I’m wrestling instead with the substance of my Sunday night high school youth group and my Tuesday afternoon junior high guys group and the work trip and the confirmation class and Maggie and her friends. Those are all different collectives. They are all built and structured around a different kind of participation. The agency and connection students get from those different collectives don’t really relate to each other. They don’t have to. And there’s no rule that says they have to live forever. These collective form and disappear around the students in them and the things the students are drawn to.

Yet here’s the trouble I’m having. If collectives are made up of people who generally share values about the world and their place in it, then those are two things that teenagers are notoriously bad at understanding. Most adolescents’ values conform pretty closely to those of their parents, and their sense of their place in the world changes constantly. These are things that the church is helping them figure out.

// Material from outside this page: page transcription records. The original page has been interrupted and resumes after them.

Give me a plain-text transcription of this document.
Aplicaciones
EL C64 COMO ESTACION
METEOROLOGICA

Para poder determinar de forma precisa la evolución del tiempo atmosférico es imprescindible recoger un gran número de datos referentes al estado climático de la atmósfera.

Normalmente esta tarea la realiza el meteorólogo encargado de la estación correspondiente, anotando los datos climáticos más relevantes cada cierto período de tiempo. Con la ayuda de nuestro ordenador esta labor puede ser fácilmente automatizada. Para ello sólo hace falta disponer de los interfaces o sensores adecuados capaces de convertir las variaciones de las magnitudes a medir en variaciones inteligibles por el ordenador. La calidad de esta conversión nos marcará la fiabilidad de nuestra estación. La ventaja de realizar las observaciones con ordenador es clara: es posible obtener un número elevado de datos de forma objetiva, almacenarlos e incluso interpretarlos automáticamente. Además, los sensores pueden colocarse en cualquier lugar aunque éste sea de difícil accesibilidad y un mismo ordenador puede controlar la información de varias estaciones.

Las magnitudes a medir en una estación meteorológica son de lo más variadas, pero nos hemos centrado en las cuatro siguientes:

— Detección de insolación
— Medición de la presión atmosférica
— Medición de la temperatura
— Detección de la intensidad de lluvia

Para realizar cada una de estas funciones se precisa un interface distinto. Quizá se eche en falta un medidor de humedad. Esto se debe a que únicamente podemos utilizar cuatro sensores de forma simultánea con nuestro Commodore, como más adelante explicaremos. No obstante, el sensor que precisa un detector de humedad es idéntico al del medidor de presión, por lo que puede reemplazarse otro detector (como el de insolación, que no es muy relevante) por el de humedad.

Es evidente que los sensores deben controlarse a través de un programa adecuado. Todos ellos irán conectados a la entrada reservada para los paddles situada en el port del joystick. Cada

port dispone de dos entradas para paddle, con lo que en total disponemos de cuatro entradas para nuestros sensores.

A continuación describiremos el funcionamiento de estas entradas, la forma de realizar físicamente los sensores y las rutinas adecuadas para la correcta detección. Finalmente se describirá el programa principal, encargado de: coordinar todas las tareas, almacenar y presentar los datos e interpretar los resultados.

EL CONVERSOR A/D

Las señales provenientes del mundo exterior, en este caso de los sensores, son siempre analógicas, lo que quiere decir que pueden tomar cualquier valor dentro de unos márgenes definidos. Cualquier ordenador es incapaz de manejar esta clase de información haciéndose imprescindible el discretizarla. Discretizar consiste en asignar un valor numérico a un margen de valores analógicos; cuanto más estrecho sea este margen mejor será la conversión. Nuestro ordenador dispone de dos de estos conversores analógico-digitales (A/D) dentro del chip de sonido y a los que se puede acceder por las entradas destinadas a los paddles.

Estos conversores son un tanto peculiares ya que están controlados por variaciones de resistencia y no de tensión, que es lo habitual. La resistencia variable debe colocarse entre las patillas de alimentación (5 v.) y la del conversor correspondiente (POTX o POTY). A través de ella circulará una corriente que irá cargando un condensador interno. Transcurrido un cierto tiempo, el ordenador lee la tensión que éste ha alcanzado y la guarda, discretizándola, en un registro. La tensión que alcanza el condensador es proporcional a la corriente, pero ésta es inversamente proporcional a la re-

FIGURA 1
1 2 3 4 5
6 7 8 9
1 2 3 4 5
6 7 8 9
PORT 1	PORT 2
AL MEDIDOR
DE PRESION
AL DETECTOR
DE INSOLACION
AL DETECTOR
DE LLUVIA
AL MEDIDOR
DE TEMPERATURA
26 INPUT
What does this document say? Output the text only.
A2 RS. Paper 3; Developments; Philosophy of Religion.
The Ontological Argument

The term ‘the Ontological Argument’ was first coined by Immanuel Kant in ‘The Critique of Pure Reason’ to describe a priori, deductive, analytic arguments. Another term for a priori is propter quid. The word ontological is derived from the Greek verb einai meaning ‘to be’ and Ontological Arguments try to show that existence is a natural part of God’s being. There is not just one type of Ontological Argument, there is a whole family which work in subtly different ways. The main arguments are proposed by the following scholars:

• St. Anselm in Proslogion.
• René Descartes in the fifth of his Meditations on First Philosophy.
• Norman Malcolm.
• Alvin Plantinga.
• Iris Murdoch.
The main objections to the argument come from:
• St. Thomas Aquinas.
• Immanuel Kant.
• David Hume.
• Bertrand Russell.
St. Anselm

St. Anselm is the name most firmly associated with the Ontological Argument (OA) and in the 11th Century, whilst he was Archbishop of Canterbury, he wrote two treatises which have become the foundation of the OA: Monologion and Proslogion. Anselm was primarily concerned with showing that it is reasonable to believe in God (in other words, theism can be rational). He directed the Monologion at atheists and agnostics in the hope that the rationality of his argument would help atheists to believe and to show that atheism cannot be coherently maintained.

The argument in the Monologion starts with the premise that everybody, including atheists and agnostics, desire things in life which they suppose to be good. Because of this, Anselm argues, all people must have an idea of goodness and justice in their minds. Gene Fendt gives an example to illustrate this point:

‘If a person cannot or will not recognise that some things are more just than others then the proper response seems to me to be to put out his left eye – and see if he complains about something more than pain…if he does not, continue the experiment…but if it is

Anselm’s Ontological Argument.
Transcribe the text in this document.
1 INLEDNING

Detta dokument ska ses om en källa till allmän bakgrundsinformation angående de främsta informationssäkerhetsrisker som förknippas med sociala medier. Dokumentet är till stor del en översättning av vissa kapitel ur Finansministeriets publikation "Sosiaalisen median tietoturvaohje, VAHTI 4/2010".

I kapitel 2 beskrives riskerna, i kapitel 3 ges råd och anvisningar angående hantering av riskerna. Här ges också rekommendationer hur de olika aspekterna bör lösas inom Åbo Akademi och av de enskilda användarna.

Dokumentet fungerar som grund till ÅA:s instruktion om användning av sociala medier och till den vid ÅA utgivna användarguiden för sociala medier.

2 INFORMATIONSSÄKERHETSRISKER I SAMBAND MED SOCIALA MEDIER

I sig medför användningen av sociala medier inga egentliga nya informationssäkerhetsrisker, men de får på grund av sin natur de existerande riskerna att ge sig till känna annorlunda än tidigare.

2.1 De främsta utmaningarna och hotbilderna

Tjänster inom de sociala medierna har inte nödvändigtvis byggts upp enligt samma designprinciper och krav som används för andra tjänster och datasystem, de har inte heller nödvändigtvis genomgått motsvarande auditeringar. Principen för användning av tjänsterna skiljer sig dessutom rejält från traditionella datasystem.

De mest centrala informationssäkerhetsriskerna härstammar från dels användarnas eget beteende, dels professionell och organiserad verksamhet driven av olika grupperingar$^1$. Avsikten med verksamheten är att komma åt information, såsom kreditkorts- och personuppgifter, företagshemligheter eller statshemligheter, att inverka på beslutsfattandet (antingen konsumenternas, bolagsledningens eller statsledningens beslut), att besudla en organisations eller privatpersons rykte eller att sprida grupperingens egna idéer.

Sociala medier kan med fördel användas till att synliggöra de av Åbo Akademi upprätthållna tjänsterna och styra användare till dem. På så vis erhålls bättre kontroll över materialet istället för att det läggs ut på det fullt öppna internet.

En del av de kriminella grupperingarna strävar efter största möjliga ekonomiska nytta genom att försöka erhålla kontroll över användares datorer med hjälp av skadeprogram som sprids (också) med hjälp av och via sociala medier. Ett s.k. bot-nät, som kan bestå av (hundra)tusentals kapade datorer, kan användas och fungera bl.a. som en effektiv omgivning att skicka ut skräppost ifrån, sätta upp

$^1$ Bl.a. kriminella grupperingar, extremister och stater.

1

So let youth ministry be karaoke. Let a group of students who want the substance of their participation with one another in the church to be playing games have that experience. But guide them as well, so that they encounter values larger than the ones they were raised on and so that they can’t settle into an easy sense of their place in the world without being given some options their school and Mtv can’t give them.

2 thoughts on “Youth Ministry as Karaoke: A New Culture of Learning, part 4

  1. I agree with your idea to let the youth take what they want from the experience (if I can parse the argument down to this easy, if overly simplistic interpretation) I think that there’s a point not said here that should be brought out: Mainly that the nature of being a “Youth” is that your place in the world is in a state of flux.

    The idea of collectives is a good one, but it doesn’t speak to the youth we serve simply because the youth are in the process of identifying their beliefs and values. Perhaps this process, in itself, could be the genesis for a collective… but I’m not 100% convinced. I can only speak from experience, and it seems that these discussions of values happen more subtly with youth. As they approach maturity (leaving high school might be a better milestone), then these conversations can take one a more… “meta” tone. You can overtly ask “What are your beliefs?” and get an intelligible answer.

    I’m not sure I’ve added anything of substance, but hopefully have added a different light to the subject.